A friend of mine owns a cafe. I wandered in there yesterday and noticed there were A4 copies of posters I’d seen around on bus and tram stops recently – the ones that make up the Commonwealth Games anti-litter campaign – “Let’s get in training for the games”, with a picture of someone hurdling over a park bench, litter in hand, towards the rubbish bin finish line – that kinda stuff.

These posters were in the windows on the doors into the cafe. I asked my friend about it and he told me he’d had a visit from the council. The council woman had come in and told him that the posters had to be put up on the doors into the place as part of the campaign in the lead up to the games. She then informed him that there would be a visit from a couple of health department inspectors to make sure that he had, in fact, stuck them up and if they weren’t there’d be trouble.

Since when has providing free advertising space for the local council been part of health department food handling requirements? And what justification could there be to pay health inspectors to roam around the municipality, policing such a stupid requirement?

I know it’s just a small thing but it’s not an isolated example of the insanity that’s sweeping into Melbourne on the pre-text of making a good impression for all the visitors to the games. Fuck the games! Fuck the waste of money that’s accompanied them.

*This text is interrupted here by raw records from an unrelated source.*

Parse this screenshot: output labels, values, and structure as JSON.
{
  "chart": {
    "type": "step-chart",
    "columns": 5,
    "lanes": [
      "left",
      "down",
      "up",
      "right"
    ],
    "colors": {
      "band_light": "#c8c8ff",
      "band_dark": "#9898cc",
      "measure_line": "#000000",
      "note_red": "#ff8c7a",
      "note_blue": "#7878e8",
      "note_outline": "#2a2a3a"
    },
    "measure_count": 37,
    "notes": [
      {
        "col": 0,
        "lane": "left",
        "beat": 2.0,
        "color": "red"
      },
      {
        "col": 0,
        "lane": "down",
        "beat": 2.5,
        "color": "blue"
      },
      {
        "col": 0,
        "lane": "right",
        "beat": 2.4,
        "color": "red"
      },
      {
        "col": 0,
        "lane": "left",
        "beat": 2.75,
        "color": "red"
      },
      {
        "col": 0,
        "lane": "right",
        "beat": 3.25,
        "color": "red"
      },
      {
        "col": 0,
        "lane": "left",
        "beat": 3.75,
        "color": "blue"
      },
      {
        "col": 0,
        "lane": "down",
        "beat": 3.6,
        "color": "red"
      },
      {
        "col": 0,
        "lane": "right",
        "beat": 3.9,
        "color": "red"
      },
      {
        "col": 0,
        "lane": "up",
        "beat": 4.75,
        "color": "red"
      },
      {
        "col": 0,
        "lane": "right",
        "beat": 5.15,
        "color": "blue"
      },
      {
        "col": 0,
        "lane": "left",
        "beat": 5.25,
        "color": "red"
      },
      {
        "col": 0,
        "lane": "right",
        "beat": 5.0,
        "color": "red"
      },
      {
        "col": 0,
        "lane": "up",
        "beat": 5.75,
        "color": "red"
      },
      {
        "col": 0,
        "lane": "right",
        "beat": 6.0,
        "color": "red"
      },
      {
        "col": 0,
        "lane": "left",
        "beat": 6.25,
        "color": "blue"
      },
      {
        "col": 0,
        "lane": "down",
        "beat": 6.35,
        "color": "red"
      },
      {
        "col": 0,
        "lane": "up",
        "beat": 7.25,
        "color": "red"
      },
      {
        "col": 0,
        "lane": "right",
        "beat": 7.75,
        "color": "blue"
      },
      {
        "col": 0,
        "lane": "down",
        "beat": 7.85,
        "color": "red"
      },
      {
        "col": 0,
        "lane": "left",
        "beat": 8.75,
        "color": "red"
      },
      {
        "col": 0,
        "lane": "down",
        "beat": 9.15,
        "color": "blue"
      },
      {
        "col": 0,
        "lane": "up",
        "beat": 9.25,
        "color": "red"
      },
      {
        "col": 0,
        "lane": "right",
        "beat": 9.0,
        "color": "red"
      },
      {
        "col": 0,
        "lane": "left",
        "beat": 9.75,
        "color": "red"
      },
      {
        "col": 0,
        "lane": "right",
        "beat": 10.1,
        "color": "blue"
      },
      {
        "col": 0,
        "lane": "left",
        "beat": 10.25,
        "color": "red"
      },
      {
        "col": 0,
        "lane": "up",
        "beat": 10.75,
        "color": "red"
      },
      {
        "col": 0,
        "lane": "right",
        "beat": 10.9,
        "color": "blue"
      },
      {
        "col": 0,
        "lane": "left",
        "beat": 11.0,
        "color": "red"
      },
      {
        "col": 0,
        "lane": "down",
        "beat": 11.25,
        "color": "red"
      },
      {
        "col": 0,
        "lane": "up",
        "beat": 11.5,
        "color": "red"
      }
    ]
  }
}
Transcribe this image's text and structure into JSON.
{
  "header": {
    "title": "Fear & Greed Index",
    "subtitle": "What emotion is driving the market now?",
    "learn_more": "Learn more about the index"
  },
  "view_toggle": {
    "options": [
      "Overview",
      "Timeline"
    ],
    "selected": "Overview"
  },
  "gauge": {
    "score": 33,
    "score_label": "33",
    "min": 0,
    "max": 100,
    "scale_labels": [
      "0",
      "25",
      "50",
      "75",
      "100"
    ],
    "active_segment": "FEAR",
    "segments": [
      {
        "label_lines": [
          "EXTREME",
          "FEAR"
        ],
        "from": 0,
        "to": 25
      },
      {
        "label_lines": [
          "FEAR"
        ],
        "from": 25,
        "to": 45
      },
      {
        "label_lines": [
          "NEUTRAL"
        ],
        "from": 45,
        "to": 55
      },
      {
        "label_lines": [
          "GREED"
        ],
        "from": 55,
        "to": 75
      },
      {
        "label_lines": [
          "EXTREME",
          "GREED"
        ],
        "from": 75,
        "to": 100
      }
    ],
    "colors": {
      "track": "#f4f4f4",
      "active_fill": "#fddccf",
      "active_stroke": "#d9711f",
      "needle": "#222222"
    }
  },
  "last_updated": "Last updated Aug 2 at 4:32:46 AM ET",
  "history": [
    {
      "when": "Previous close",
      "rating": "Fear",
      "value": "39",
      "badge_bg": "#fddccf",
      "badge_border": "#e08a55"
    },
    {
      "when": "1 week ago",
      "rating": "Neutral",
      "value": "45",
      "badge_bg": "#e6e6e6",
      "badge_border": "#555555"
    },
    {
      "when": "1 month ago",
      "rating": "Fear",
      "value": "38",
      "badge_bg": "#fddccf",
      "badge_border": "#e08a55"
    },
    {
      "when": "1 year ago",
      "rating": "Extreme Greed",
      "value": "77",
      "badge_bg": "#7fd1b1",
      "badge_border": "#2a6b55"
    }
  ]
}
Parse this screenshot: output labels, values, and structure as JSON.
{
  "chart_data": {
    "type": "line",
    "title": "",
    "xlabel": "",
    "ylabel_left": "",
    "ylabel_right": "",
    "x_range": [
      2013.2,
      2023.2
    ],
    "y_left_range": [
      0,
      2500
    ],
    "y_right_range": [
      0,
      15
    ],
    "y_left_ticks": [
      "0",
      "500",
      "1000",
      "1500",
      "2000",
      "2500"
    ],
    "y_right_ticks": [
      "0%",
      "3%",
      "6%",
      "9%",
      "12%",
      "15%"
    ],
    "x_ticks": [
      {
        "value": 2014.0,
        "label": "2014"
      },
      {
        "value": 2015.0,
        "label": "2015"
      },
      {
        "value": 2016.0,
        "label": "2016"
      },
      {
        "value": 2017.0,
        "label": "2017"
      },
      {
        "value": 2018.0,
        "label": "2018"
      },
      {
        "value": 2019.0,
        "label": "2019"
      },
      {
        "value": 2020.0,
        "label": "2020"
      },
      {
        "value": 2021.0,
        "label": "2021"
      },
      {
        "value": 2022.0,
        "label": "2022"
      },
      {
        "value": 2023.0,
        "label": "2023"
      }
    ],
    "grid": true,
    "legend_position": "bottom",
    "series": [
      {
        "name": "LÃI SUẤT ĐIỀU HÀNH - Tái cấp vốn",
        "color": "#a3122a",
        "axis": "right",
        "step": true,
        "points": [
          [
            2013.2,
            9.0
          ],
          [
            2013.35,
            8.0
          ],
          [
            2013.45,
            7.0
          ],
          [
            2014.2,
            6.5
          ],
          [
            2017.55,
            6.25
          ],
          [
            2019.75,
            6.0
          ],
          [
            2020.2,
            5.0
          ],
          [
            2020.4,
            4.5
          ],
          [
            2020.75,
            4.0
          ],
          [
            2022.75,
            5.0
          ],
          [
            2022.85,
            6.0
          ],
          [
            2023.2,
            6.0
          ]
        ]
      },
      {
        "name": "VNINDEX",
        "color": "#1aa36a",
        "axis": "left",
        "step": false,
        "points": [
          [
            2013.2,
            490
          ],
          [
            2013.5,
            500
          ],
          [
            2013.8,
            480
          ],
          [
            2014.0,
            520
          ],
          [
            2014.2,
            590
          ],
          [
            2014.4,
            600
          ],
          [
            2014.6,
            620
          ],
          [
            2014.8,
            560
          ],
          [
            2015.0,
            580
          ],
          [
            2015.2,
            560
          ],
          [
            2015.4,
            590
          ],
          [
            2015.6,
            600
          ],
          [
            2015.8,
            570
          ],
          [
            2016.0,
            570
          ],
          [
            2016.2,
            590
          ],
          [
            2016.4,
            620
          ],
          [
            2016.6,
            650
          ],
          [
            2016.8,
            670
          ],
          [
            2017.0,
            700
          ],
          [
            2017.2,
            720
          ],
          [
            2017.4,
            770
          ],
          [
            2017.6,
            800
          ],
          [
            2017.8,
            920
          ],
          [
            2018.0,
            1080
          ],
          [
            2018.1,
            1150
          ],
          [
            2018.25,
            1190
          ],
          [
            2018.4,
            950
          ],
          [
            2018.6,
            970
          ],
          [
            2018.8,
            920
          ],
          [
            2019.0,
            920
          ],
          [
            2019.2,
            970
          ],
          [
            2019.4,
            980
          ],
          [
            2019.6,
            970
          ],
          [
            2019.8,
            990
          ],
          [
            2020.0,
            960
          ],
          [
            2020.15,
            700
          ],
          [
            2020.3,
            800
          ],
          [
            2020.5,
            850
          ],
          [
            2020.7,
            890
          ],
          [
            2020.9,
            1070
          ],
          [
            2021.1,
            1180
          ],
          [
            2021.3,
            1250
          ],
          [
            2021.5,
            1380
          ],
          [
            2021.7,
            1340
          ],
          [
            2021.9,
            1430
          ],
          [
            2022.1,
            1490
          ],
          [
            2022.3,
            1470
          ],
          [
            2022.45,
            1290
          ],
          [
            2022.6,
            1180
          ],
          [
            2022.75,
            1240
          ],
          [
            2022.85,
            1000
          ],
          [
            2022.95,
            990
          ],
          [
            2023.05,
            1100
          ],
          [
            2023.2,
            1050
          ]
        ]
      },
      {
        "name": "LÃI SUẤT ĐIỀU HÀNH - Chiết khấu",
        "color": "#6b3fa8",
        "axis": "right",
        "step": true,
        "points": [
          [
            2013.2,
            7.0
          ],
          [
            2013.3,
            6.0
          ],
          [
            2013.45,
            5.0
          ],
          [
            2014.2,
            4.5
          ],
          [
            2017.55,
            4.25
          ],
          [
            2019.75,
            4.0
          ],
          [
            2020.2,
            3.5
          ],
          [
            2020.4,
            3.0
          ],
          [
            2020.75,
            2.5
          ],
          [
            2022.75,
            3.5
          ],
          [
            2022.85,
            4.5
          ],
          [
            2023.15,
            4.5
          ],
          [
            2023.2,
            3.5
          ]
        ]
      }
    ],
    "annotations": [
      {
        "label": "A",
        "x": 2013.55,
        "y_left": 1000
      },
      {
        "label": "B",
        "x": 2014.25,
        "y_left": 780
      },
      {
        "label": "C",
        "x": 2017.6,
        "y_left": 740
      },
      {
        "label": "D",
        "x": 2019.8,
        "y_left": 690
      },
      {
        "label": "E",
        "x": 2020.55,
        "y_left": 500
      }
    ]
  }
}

The other thing that’s bugged me about them is the big ‘crack-down’ on graffiti, including stencilling, with threats to building owners with fines if they don’t clean up any graffiti that appears on their properties.

It all just smacks of being something we’re not, just to try and impress a bunch of meathead sports nuts. Tagging is one thing but stencil graffiti is a valid form of artistic and political expression and is part of the culture of Melbourne. Screw the wowsers in our govern-mental institutions. Screw Ron Walker.

And if litter’s such a problem, conduct a sustained education programme rather than paying lip service to a lame games event, with posters all over the place accomanied with threats to business owners. It gives me a good mind to break my own habit of a lifetime, gather as much litter as possible over the next month and dump it in high profile venues once the meatheads get here.